De guardia?

“Soldado de guardia” (1936) Agustí Centelles

Desde hace muchos años, esta fotografía de Agustí Centelles ha sido para mí un paradigma de la capacidad de explicar tanto con tan poco.

Empecemos por decir que Centelles ha sido un extraordinario reporter de los años de la República y de la guerra civil española. Fue nuestro Robert Cappa i sus fotografías de aquellos años recogidas en diversas publicaciones constituyen una colección imprescindible de nuestra historia. Además son de una gran calidad fotográfica, una excelente composición y sobretodo de una enorme capacidad de síntesis, cualidades que no son fáciles de encontrar en el fotoperiodismo. Desgraciadamente, el exilio primero y después la prohibición de ejercer el periodismo gráfico, lo alejaron del país y de la actividad fotográfica, perdiéndose así, como en tantas otras actividades, una parte importante de nuestra identidad. 

Afortunadamente Centelles recuperó en 1976 la colección de negativos escondidos en una maleta, durante casi treinta años, en la casa de unos campesinos franceses que le acogieron al marchar al exilio; así pudo recuperarse la obra de este gran fotógrafo.

Se han escrito muchas páginas sobre las causas que contribuyeron a la victoria franquista. Uno de los argumentos más habituales acostumbra a ser la propia estructura del ejército republicano, compuesto por una amalgama de elementos de muy diversas procedencias, nacionalidades e ideologías. Un ejército con pocos recursos, mal organizado y con un bajo nivel de disciplina en donde eran frecuentes los enfrentamientos entre las diferentes facciones políticas. En definitiva, un ejército poco eficaz que difícilmente podía resistir su enfrentamiento contra unas fuerzas más profesionalizadas, dotadas de una estructura convencional. Sin querer debatir esta tesis, para mí esta foto de Centelles podría ser un verdadero tratado. No es desde luego una foto espectacular, ni de una composición atractiva como tantas otras que el autor hizo en aquellos años, pero en verdad lo dice todo .

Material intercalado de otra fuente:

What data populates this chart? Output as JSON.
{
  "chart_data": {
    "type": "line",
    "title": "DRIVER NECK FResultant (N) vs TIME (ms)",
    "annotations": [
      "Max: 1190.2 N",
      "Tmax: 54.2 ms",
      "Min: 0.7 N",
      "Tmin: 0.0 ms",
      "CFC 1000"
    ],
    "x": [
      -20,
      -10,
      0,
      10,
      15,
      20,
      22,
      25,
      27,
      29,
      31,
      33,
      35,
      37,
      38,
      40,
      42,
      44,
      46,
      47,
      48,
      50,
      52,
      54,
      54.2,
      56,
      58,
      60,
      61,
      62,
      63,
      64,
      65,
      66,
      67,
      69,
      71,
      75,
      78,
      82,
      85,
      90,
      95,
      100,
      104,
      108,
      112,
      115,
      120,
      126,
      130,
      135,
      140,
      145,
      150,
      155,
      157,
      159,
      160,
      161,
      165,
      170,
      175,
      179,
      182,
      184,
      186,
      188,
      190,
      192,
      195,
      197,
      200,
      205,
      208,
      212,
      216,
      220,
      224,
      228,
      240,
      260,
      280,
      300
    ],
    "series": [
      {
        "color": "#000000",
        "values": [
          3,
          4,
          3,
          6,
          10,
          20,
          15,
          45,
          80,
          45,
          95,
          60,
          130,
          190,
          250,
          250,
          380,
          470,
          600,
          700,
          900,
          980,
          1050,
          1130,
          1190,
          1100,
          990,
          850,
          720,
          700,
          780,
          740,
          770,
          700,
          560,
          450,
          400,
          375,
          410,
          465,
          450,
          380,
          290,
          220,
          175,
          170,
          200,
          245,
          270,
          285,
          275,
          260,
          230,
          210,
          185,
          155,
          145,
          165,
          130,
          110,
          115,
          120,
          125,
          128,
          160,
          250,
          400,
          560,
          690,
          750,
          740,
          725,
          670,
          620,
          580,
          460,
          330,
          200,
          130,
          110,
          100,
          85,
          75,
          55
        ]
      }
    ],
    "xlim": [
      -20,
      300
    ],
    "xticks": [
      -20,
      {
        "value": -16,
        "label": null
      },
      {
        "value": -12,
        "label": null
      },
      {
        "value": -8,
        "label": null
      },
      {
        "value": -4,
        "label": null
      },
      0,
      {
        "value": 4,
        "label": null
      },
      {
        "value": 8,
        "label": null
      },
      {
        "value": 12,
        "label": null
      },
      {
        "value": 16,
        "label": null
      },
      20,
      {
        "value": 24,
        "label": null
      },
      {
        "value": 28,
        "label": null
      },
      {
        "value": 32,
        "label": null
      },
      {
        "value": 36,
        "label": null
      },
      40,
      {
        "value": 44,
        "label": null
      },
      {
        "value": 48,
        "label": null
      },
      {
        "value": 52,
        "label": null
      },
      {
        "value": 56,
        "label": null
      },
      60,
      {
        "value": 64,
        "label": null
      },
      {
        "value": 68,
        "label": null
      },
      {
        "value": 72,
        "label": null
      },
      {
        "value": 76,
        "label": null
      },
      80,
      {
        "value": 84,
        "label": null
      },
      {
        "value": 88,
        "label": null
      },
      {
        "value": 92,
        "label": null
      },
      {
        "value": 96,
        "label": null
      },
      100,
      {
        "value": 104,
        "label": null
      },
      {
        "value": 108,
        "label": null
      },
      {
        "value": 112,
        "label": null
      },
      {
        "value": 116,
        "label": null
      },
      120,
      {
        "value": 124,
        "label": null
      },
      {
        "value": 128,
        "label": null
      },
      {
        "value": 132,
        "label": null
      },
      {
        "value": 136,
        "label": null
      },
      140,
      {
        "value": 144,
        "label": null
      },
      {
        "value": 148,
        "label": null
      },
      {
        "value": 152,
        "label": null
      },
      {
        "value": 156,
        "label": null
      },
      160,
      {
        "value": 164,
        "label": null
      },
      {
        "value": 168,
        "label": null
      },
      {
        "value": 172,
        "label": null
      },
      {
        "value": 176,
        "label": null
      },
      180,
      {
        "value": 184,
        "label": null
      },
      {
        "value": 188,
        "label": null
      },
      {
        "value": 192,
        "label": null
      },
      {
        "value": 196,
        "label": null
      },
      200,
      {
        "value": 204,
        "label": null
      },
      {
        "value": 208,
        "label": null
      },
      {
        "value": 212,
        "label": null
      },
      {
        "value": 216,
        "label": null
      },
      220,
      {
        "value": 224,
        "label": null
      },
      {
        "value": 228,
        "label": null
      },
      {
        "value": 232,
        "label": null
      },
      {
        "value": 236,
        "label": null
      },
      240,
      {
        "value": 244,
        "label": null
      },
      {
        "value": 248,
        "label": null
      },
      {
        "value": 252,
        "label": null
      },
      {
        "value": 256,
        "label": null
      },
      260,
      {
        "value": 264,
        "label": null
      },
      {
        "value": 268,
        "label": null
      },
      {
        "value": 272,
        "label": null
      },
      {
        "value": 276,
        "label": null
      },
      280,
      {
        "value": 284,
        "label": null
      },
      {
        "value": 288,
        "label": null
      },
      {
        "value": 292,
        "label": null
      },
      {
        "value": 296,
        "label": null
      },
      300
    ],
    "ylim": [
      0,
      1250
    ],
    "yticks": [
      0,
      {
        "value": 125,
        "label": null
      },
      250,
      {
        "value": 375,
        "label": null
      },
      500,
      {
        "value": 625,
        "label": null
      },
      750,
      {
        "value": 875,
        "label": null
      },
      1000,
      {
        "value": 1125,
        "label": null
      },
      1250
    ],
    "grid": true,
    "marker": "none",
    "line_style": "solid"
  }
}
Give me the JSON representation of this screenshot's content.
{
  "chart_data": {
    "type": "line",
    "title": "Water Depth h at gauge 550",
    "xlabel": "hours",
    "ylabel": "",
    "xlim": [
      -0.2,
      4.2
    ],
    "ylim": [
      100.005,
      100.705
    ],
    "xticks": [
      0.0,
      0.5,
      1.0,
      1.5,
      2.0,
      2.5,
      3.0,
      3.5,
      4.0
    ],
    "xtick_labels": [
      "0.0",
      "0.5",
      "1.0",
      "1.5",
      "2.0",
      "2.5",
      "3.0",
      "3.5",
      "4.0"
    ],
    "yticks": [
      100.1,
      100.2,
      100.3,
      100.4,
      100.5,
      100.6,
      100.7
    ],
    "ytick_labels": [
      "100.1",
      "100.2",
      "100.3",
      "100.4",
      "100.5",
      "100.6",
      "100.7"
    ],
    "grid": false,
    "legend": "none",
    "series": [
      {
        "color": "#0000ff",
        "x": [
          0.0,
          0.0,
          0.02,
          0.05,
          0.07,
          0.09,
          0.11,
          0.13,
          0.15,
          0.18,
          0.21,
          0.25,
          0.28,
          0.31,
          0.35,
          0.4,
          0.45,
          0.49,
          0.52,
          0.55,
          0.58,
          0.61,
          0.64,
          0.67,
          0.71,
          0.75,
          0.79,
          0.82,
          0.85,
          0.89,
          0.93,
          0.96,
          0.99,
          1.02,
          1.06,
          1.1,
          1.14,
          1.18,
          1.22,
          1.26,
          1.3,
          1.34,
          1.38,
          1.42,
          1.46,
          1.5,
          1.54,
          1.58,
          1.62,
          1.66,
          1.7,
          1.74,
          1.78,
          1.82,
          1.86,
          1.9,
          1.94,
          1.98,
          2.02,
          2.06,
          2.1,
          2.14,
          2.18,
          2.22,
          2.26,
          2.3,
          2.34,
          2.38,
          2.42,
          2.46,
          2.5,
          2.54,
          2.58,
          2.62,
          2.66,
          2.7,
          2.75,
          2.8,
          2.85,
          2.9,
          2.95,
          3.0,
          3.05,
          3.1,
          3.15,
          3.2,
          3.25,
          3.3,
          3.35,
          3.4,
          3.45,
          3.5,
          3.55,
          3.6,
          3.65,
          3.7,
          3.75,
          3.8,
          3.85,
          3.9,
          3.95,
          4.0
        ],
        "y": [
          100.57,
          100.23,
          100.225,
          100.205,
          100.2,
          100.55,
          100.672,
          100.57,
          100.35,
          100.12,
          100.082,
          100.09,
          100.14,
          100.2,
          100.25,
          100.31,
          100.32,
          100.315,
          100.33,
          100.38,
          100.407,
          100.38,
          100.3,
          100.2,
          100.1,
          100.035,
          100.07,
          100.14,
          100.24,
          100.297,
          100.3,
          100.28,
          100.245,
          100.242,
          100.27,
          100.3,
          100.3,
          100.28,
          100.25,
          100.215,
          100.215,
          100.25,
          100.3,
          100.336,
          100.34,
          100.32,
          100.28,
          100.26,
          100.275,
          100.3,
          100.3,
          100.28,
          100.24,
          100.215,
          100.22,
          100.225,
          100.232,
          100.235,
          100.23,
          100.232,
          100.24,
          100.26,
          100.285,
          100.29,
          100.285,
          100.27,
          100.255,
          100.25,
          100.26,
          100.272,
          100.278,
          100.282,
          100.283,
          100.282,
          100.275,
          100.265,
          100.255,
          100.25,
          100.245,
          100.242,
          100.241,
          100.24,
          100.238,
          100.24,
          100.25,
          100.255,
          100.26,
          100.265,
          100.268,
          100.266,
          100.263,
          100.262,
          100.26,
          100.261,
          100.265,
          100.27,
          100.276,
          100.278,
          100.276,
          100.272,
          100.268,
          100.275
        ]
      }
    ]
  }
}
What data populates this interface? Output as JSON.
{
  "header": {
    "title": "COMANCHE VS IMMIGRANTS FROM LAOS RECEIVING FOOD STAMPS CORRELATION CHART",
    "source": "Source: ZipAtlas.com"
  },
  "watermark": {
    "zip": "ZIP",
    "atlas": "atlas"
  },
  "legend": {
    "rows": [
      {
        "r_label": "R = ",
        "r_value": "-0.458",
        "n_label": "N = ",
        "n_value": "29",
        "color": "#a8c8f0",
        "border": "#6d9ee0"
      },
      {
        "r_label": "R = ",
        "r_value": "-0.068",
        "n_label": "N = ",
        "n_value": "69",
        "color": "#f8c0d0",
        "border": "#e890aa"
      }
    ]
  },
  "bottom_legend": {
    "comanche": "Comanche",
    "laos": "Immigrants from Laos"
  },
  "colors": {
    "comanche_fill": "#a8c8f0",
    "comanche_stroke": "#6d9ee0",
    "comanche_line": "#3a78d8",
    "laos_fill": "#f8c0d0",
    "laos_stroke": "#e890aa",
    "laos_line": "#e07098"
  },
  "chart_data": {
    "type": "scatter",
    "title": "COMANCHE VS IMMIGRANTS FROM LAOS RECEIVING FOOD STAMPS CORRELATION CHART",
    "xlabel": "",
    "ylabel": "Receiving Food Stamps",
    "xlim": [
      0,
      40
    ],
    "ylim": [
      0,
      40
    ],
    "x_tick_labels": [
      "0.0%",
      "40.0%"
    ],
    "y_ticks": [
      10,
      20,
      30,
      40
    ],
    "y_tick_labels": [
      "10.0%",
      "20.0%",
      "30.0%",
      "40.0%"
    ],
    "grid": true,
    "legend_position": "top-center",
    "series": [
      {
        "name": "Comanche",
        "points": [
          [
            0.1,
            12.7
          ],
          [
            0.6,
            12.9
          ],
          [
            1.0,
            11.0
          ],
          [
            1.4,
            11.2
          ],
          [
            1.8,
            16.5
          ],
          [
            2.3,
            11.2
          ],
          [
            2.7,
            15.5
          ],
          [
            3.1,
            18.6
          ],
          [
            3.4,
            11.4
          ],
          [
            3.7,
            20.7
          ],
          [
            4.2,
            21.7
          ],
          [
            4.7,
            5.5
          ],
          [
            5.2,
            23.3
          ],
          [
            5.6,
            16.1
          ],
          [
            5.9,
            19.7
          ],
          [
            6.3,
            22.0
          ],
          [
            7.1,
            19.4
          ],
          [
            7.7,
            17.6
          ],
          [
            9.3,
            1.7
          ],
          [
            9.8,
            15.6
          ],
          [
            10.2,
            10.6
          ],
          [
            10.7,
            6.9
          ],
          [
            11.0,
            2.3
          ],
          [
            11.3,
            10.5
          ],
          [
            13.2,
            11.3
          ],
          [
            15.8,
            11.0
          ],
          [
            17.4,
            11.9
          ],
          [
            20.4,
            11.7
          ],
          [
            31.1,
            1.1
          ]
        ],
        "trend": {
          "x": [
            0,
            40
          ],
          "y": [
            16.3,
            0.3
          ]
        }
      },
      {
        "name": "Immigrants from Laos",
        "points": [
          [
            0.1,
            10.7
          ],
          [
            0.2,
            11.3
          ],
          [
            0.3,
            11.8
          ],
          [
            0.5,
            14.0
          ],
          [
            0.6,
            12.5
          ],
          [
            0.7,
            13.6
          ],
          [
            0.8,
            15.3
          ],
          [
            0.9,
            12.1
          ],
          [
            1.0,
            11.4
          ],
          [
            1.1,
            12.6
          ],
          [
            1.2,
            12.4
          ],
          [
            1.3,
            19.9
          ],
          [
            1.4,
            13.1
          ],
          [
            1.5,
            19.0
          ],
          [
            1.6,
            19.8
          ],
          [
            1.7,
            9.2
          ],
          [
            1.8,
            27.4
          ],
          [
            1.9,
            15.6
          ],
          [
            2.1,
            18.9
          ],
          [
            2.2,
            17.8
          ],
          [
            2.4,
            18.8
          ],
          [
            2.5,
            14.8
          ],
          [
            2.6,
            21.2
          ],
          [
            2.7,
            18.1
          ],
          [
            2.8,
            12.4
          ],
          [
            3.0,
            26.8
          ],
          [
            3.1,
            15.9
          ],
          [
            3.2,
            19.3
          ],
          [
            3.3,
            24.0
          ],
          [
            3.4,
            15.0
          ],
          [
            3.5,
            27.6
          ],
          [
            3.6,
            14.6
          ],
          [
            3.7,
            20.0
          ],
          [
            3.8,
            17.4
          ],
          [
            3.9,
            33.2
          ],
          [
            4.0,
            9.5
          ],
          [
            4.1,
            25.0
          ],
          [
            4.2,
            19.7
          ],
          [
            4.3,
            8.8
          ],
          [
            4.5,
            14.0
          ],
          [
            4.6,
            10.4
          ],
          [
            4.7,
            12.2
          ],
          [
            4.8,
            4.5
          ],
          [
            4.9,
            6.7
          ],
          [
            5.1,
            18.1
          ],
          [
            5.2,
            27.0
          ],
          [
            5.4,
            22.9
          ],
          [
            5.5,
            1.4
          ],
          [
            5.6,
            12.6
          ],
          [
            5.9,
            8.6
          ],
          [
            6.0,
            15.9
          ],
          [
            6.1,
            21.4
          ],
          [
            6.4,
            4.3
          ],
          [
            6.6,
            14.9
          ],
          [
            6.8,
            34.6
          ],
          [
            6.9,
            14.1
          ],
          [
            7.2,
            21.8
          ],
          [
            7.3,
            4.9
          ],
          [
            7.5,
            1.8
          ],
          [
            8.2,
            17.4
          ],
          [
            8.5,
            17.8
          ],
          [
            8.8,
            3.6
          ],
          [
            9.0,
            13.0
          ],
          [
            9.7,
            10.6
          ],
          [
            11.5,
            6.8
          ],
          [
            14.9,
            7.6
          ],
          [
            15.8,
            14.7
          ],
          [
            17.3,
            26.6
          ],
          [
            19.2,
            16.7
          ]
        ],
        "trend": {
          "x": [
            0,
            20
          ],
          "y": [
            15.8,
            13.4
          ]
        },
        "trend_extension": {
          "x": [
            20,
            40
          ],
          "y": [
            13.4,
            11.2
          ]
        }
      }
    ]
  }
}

El único personaje es este miliciano, retratado de cuerpo entero, que hace guardia en la puerta del cuartel o de un edificio público, no podemos precisar de que se trata. No hay ninguna caseta en donde pueda refugiarse; solamente dispone de una papelera de boca abajo, que ha podido conseguir en alguna próxima oficina. Ocasionalmente podrá sentarse para dar descanso a unos pies fatigados, calzados con unas zapatillas caseras. El resto del vestuario, con los pantalones a rayas remangados y el brazalete de cinta negra, dan al supuesto soldado un aire de precariedad e impotencia totales. La pierna herida y vendada le hacen, si cabe, aún más frágil. Podemos preguntarnos ¿qué pasaría si se acercase el enemigo? Poca cosa; tendría que descargar macuto y cantimplora, quitar la banderola que pende del fusil, apagar la pipa i tratar finalmente de responder a la agresión; pero nos tememos, sin duda alguna, que le ganarían la partida...

La imagen resulta patética, triste. De no ser por la tragedia que encierra, podría interpretarse en clave de humor negro antimilitarista, pero creo que los detalles que presenta son tan auténticos que se impone su verdadero significado. Los soldados republicanos, cargados de voluntad y coraje no parecen estar equipados ni preparados para una guerra larga y cruel.  Esto es lo que esta imagen revela de una manera admirable y evidencia con claridad; por ello en realidad probablemente no hubieran hecho falta los comentarios que acabáis de leer.